Re: [PATCH] mm, percpu: do not consider sleepable allocations atomic

Vlastimil Babka <vbabka@xxxxxxx> · Fri, 21 Feb 2025 10:48:28 +0100

On 2/21/25 03:36, Dennis Zhou wrote:
> I've thought about this in the back of my head for the past few weeks. I
> think I have 2 questions about this change.
> 
> 1. Back to what TJ said earlier about probing. I feel like GFP_KERNEL
>    allocations should be okay because that more or less is control plane
>    time? I'm not sure dropping PR_SET_IO_FLUSHER is all that big of a
>    work around?

This solves the iscsid case but not other cases, where GFP_KERNEL
allocations are fundamentally impossible.

> 2. This change breaks the feedback loop as we discussed above.
>    Historically we've targeted 2-4 free pages worth of percpu memory.
>    This is done by kicking the percpu work off.
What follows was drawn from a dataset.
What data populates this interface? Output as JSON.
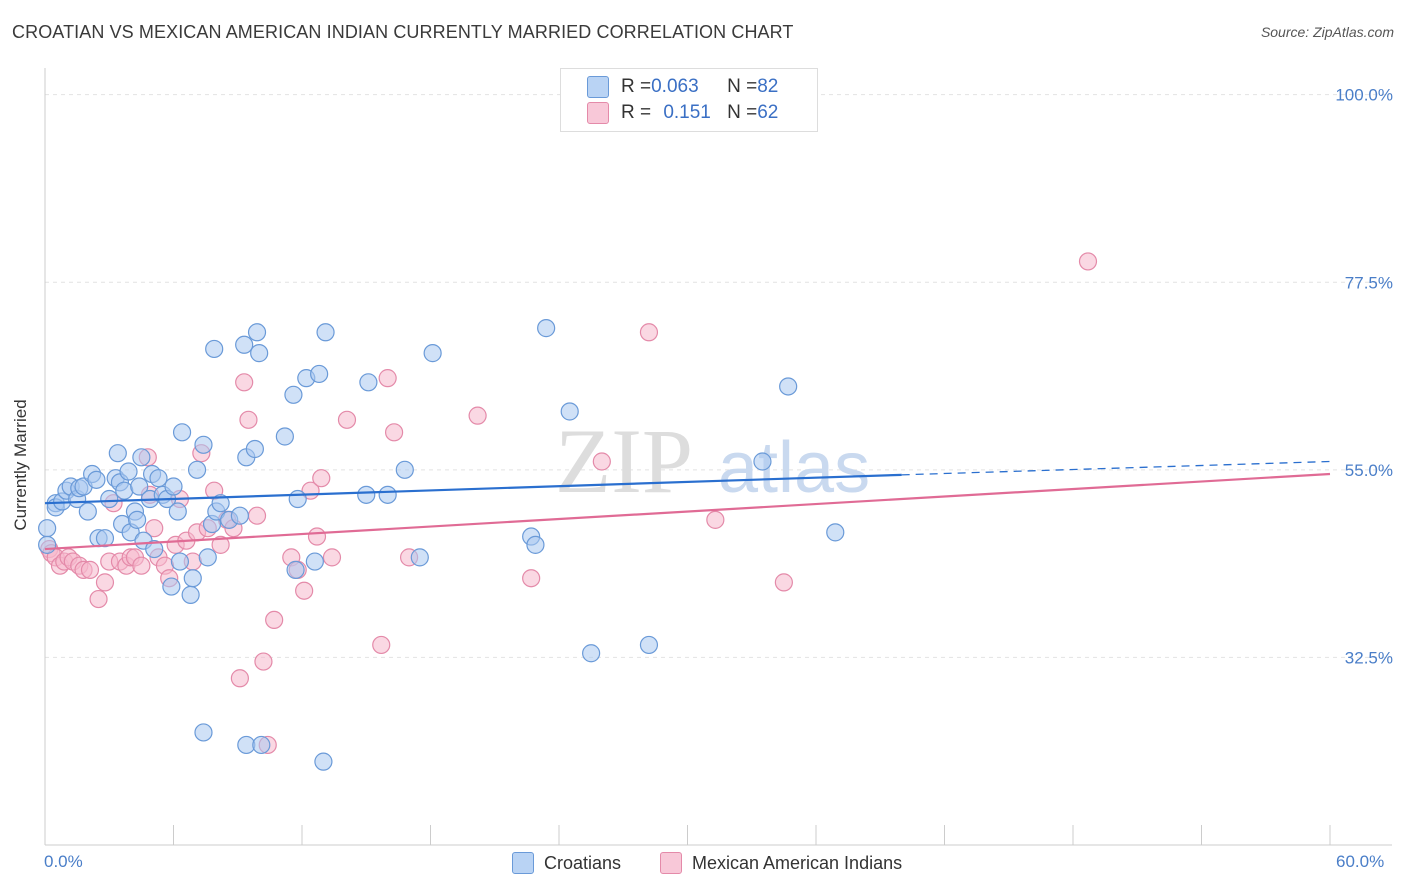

That does GFP_KERNEL
>    allocations and if that requires reclaim then it goes and does it.
>    However, now we're saying kswapd is going to work in parallel while
>    we try to get pages in the worker thread.
> 
>    Given you're more versed in the reclaim side. I presume it must be
>    pretty bad if we're failing to get order-0 pages even if we have
>    NOFS/NOIO set?

IMHO yes, so I don't think we need to pre-emptively fear that situation that
much. OTOH in the current state, depleting pcpu's atomic reserves and
failing pcpu_alloc due to not being allowed to take the mutex can happen
easily and even if there's plenty of free memory.

>    My feeling is that we should add back some knowledge of the
>    dependency so if the worker fails to get pages, it doesn't reschedule
>    immediately. Maybe it's as simple as adding a sleep in the worker or
>    playing with delayed work...

I think if we wanted things to be more robust (and perhaps there's no need
to, see above), the best way would be to make the worker preallocate with
GFP_KERNEL outside of pcpu_alloc_mutex. I assume it's probably not easy to
implement as page table allocations are involved in the process and we don't
have a way to supply preallocated memory for those.

> Thanks,
> Dennis